The Varilight HQ9W is, it seems, discontinued. It has been replaced by the TQR1001W. The thing is, it says

"The V-Dim Thermal Series are NOT suitable for use with wire wound Transformers or Fans and other inductive loads (for these products see The V-Plus Dimmer Series, and Fan Regulating dimmers). Please check with manufacturer of appliance to be dimmed.

This Dimmer has a maximum of 1000 Watts and minimum of 200 Watts."

The V-Plus dimmers are more electronic, but they do say:

"This V-Plus Series Dimmer can be used for wire-wound Low Voltage Transformers (NOT RECOMMENDED FOR LARGE TORROIDAL TRANSFORMERS) up to maximum load as specified on dimmer and can also be used on Fans and other inductive load appliances, but please check with manufacturer of appliance"

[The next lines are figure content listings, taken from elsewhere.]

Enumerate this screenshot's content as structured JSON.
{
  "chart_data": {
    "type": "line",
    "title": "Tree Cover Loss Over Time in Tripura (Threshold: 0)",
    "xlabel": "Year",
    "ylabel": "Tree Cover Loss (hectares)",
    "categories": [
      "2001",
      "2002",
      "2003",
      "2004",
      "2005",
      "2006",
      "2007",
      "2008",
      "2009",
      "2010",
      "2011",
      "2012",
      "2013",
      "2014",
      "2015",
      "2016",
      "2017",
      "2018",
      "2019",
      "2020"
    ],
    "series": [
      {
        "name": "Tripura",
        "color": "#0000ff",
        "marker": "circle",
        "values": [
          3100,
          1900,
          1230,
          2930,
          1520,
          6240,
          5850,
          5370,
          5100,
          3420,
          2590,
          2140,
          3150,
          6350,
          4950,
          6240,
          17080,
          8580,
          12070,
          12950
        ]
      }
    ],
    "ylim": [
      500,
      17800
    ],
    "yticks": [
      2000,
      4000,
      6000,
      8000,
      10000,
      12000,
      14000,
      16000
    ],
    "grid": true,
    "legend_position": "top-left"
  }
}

So, I'm thinking of getting a Varilight IQP1001W. Will this work?

Many thanks!


----------



## Robbo (Feb 17, 2016)

It should be ok as its to control the heating element which is a resistive load not an inductive load.


----------



## bagpuss (Feb 6, 2015)

Robbo said:


> It should be ok as its to control the heating element which is a resistive load not an inductive load.


Splendid! Thank you. I thought it looked okay, but a positive second opinion is most welcome, thanks.


----------



## PottyMouthedBuddhist (Oct 18, 2016)

I'm assuming the TQR1001W is probably OK, as the manufacturer I bought from sent it out as a direct replacement for the HQ9W that I ordered. I've used it a few times and nothing has exploded or caught fire yet, anyway


----------



## bagpuss (Feb 6, 2015)

PottyMouthedBuddhist said:


> I'm assuming the TQR1001W is probably OK, as the manufacturer I bought from sent it out as a direct replacement for the HQ9W that I ordered. I've used it a few times and nothing has exploded or caught fire yet, anyway


I was born in the 1970s, so "nothing has exploded" is all the risk assessment I need to proceed ;-)


----------



## PottyMouthedBuddhist (Oct 18, 2016)

Good man! Wear a crash helmet, just in case


----------